In this study, we evaluated the expression of both EGFR and C-erbB2 in four different grades of TCC by immunohistochemistry. Moreover, EGFR and C-erbB2 were evaluated as potential prognostic indicators of disease progression. A significant increase in EGFR expression was observed in patients with increased tumor grade (grade III and IV). These results are in agreement with reports of Qiuseppe et al. and Scher et al. in prostate cancer patients.22,23

Our study showed a significant association between EGFR expression and lower survival, and also we found C-erbB2 expression not to be significantly correlated with diseases relapse. Popov et al. showed that EGFR expression was significantly correlated with the disease relapse in patients.24 These results are in agreement with research of Qiuseppe et al. in prostate cancer.25 Lipponen also found that C-erbB2 expression predicted recurrence-free survival in superficial tumors, and in survival analysis moderate or intense expression of C-erbB2 oncoprotein was related to decreased survival probability.25 Expression of some of the molecular factors such as P53, Ki-67, c-erbB2, EGFR, MDM2 and so on have significant role for determination of prognosis of superficial bladder TCC.26

In this study we found that after patient's treatment with BCG, 56.7% patients remained free of disease and 16.7% of patients had recurrence of their tumor.
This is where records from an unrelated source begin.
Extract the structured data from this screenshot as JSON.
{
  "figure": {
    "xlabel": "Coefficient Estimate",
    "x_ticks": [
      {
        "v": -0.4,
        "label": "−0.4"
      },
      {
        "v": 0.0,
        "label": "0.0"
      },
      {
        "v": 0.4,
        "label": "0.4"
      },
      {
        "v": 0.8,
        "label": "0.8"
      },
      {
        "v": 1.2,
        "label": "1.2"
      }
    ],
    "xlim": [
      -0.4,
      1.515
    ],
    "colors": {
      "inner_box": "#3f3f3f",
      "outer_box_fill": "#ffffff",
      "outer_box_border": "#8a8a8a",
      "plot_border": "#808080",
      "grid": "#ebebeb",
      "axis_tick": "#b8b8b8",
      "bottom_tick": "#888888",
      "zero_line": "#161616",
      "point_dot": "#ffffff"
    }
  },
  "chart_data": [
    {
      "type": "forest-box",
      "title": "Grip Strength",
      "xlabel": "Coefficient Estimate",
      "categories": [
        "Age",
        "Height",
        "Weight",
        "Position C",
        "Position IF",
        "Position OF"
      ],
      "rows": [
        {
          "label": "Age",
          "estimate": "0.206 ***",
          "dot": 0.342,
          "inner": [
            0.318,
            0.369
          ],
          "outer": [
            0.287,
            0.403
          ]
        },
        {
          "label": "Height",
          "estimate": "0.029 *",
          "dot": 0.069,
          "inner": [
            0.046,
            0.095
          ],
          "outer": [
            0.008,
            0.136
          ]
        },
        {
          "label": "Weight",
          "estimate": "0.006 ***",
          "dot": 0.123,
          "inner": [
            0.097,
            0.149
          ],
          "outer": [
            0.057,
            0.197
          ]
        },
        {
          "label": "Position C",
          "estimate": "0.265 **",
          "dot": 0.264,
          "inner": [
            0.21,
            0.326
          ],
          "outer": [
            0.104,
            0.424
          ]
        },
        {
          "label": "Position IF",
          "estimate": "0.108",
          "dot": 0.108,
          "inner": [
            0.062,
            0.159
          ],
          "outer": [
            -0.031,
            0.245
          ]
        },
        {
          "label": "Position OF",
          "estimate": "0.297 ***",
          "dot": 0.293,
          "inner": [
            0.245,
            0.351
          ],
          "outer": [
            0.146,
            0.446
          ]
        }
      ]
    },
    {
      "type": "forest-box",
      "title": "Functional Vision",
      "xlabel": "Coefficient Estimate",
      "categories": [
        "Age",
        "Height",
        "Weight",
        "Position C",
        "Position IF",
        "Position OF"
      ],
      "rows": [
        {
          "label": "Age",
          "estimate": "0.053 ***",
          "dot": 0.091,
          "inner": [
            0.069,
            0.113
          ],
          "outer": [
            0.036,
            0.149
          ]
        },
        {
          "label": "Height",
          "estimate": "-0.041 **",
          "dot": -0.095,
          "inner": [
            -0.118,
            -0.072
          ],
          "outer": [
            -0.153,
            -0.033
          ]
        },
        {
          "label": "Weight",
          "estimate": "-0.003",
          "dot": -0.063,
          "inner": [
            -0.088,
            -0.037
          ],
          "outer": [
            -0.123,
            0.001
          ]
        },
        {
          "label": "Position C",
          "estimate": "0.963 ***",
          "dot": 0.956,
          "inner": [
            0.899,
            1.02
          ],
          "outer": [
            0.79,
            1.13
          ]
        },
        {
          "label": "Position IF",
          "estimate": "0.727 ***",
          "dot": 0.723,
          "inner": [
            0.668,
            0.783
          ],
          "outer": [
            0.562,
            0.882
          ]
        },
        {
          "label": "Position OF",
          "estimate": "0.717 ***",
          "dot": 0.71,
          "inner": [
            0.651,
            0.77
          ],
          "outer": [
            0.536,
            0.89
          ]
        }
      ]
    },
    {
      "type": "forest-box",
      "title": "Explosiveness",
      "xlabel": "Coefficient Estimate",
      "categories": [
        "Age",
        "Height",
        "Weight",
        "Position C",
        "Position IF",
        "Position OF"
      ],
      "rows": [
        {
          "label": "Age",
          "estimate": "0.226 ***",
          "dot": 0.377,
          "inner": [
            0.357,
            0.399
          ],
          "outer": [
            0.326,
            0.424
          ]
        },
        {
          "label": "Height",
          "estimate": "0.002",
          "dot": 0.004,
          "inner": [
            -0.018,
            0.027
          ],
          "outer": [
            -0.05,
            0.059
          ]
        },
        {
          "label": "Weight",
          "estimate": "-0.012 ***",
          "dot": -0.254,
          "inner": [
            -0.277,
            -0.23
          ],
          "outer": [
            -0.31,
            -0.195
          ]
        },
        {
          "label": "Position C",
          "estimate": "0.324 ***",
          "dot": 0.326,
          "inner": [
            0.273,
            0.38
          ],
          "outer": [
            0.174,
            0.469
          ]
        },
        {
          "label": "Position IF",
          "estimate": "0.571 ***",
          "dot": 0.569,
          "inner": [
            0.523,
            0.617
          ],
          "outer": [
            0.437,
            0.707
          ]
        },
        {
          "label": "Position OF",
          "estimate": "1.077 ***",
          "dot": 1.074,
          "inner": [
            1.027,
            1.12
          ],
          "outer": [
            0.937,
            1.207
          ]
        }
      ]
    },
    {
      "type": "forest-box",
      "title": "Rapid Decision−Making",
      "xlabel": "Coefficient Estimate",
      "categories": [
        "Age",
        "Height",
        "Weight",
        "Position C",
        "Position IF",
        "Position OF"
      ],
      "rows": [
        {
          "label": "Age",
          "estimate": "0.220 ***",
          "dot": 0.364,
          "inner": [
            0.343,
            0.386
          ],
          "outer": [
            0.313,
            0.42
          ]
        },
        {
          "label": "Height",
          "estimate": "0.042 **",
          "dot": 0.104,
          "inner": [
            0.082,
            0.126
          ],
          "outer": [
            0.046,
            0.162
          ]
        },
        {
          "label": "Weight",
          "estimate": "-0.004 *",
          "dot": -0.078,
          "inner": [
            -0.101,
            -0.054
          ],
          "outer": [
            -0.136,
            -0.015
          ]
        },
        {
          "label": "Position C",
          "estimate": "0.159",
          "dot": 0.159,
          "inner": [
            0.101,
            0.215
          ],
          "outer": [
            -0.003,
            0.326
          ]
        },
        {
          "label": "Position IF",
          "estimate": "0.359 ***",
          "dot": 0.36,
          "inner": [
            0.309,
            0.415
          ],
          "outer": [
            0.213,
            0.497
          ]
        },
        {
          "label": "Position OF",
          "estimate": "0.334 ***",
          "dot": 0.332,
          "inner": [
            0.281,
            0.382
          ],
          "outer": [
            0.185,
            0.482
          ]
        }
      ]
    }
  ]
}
These results are in agreement with a research of Scher et al.23

We showed that C-erbB2 and EGFR immunostaining in superficial urothelial carcinoma of the urinary bladder were correlated well with the grade of tumor and can be used as an important prognostic factor. Over expression C-erbB2 is a target for treatment with Herceptin.





This project was supported by a grant from Fasa University of Medical Sciences (grant no. 17) and in part by Shiraz Institute for Cancer Research. We would like to thank Fars Hospital-based Cancer Registry Personnel at Nemazee Hospital too.